Okura not:
Günün 11’i, Türkiye medyasındaki görüş ve yorum çeşitliliğini yansıtmak amacıyla hazırlanmaktadır. Aşağıda özetini bulacağınız yazıya yer vermemiz, içeriğini onayladığımız ve/veya desteklediğimiz anlamına gelmez.
Trump İsrail yanlılığı, göçmen karşıtlığı, ırkçı imalı sözleriyle pek çokları tarafından şahin bir sağcı muamelesi görüyor. Hatta Trump’ı neo-con zannedenler bile var.
Ama Trump bunlardan hiçbiri değil. Bunlardan hiçbiri olacak kadar sofistike biri değil.
Bir ideolojisi hiç olmamış bir işadamı. Pragmatik bir dengesiz.
Ama bu pragmatizmle bazı büyük ve basit fikirlerin taraftarı olmuş.
Mesela America First fikrinin.

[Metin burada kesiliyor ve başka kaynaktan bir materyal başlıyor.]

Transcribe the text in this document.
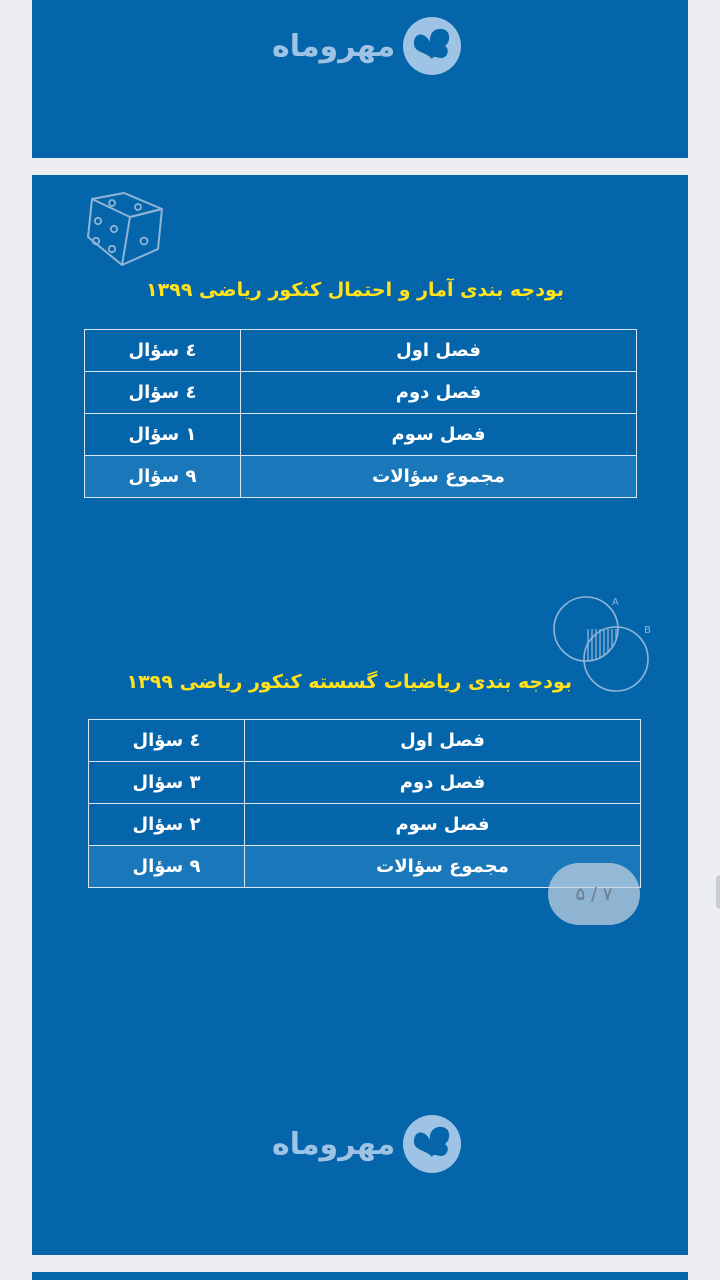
مهروماه
بودجه بندی آمار و احتمال کنکور ریاضی ۱۳۹۹
فصل اول	٤ سؤال
فصل دوم	٤ سؤال
فصل سوم	۱ سؤال
مجموع سؤالات	۹ سؤال
A
B
بودجه بندی ریاضیات گسسته کنکور ریاضی ۱۳۹۹
فصل اول	٤ سؤال
فصل دوم	۳ سؤال
فصل سوم	۲ سؤال
مجموع سؤالات	۹ سؤال
۵ / ۷
مهروماه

Yani özetle bunu söyleyenler diyor ki; bize ne Avrupa’dan, NATO’dan, dünya jandarmalığından, Ortadoğu’dan. Bizim için öncelik insanlık, dünya değildir. Ulusal çıkarlarımızdır. Paramızı çöllere ya da Avrupalıların konforuna harcamayalım.
Bir tür pasifist bir ulusalcılık bu.
Tabii bu fikrin devamında da daha bilindik bir Amerikan dış politikası tercihine yollar çıkıyor: İzolasyonalizm.
Yani dünyanın meselelerinden elini eteğini çekme, içine kapanma ideolojisi bu.
Başkan yardımcısı JD Vance, Senato’dayken bu fikrin en hararetli sözcülerinden biriydi.
…
Eğer Cumhuriyetçi Parti’nin bütün yüklerinden kurtulmuş olan Trump, izolasyonizm, America First anlayışı, dünyadan asker çekme, savaş başlatmama gibi vaatlerine uygun bir kabine kurarsa beklenmedik hayırlara neden olabilir.
Mesela hiç beklenmedik biçimde Trump’ın Suriye’den asker çekme planı, Devlet Bahçeli’nin PKK’ya çağrısıyla eşleşebilir.
Belki de Türkiye’ye Trump barış ve çözümü getirir.